Sunday, November 22, 2020

Endurance by Alfred Lansing

 Endurance by Alfred Lansing from 1959 is a compelling book on the twenty-eight man Imperial Trans-Antarctic Expedition, led by Sir Ernest Shackleton. Much of the material was from diaries written during the trip as well as interviews Lansing did with some of the men and it's great detail on an incredible story.

The goal of the expedition was to cross the Antarctic continent from east to west and it set out for the Pole from South Georgia Island, east of the Falkland Islands off the coast of Argentina, on board the Endurance in December 1914. The ship roughly a month into the expedition was locked in by ice in the Weddell Sea just outside the Antarctic Circle. Shackleton hoped that the ship would eventually break free and the Endurance and its crew drifted with the ice floes frozen around it. However, the ice began to crush the ship and the men abandoned ship in October 1915.

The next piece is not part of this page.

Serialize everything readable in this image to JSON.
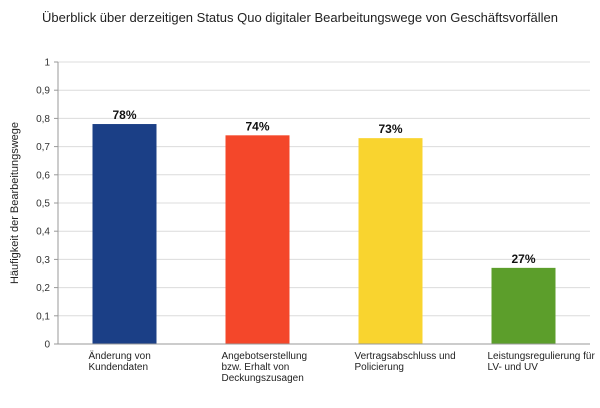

The crew took what provisions they could from the ship along with three small boats and drifted on the ice until April 1916. The ice pack they were on then began to break apart and the crew was forced onto the three boats and after several perilous days at sea landed on Elephant Island in the northern tip of Antarctica. 

Shackleton and several of his crew launched from Elephant Island April 24, 1916 for the 850-mile voyage back to South Georgia Island seeking rescue. The journey was exceedingly dangerous, both getting to the island and then safely landing on it, and they arrived on May 10, 522 days after leaving South Georgia. They then had to make a treacherous crossing over the top of the island, with Shackleton and two others walking into Stromness Whaling Station on May 21, 1916. The men there were familiar with the expedition and presumed all hands had been lost at sea, with it compelling reading in the book of Shackleton and his men walking from the center of South Georgia Island into the whaling encampment. The journey overland on South Georgia was the first recorded to have been done and Lansing notes that there wasn't another crossing of the island until almost 40 years later, and this done by expert climbers in proper gear.

Shackleton worked to secure a boat to return to Elephant Island to rescue the remaining crew and after several aborted attempts, picked them up on August 30, 1916. The book provides a great record of a remarkable battle to survive, with Shackleton and his men going from one almost impossible situation to another.